Surprise! Federal court revives pay data in EEO-1 report requirement

Posted March 7, 2019

In an interesting twist on an issue that appeared to be under wraps, on March 4, 2019, the U.S. District Court for the District of Columbia revived the requirement that employers include pay information in the EEO-1 reports, and the court wants the revision to be effective immediately.

History

Pursuant to Title VII of the Civil Rights Act of 1964, employers are required to “make and keep such records relevant to the determination[] of whether unlawful employment practices have been or are being committed, . . . preserve such records” and produce reports as mandated by EEOC. This is the basis of the EEO-1 report, which requires employers to report the number of individuals employed by job category, sex, race, and ethnicity.

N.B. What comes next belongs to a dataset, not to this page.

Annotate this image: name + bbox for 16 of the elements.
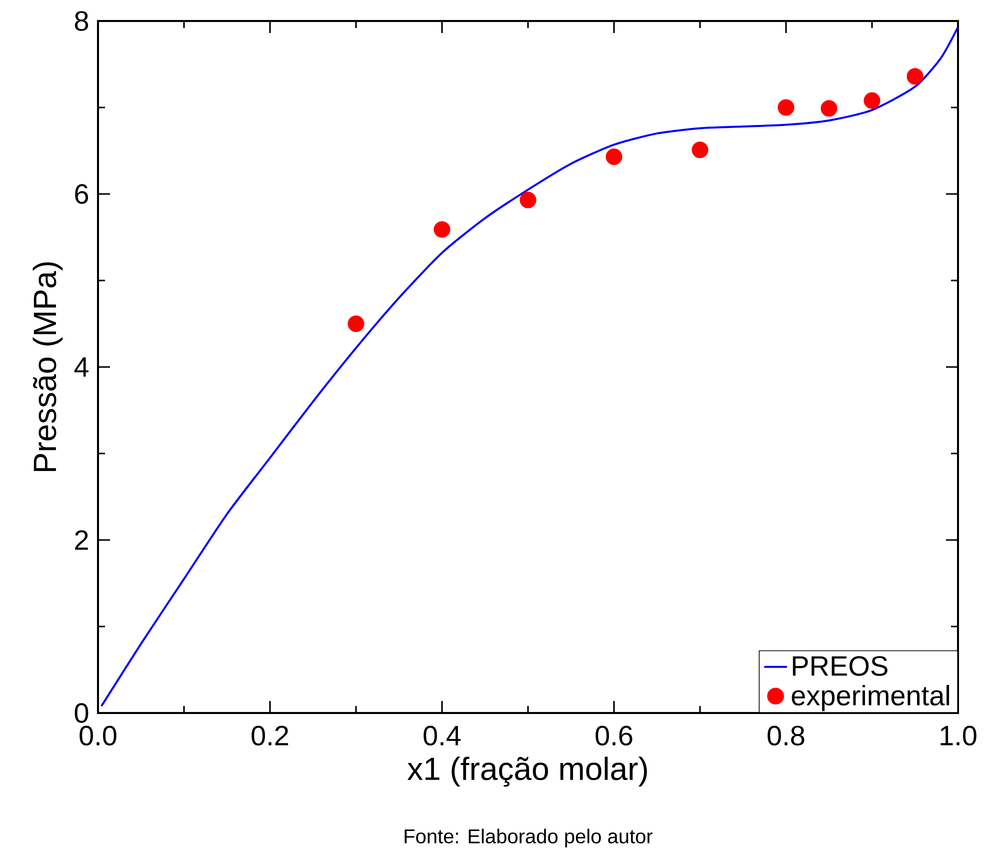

On February 1, 2016, the EEOC announced its intention to revise the EEO-1 data collection to include information on employees’ W-2 earnings and hours worked to help enforcement of equal pay laws. The collection of pay data was to begin with the 2017 reporting cycle, and EEO-1 respondents were required to submit their reports by March 31, 2018.

In 2017, however, the federal Office of Management and Budget (OMB) halted the requirement. In response, the OMB was sued, with the plaintiffs arguing that the agency overstepped its authority when it halted the revised EEO-1 report. The plaintiffs wanted to access the statistics on pay equity that would result from the enhanced report.

In this latest ruling, the court indicated that the OMB did not demonstrate a good cause for halting the revised requirement. As a means of fashioning an appropriate remedy, the court generally vacated the OMB’s 2017 halt of the revision, reviving the expanded requirement.

The plaintiff has requested that the OMB publish a Federal Register notice announcing this reinstatement or take equivalent action necessary to immediately reinstate the pay data collection.

This latest move will likely undergo further litigation, but employers should keep this on their radar and act accordingly, particularly since false reporting could subject them to fines or imprisonment.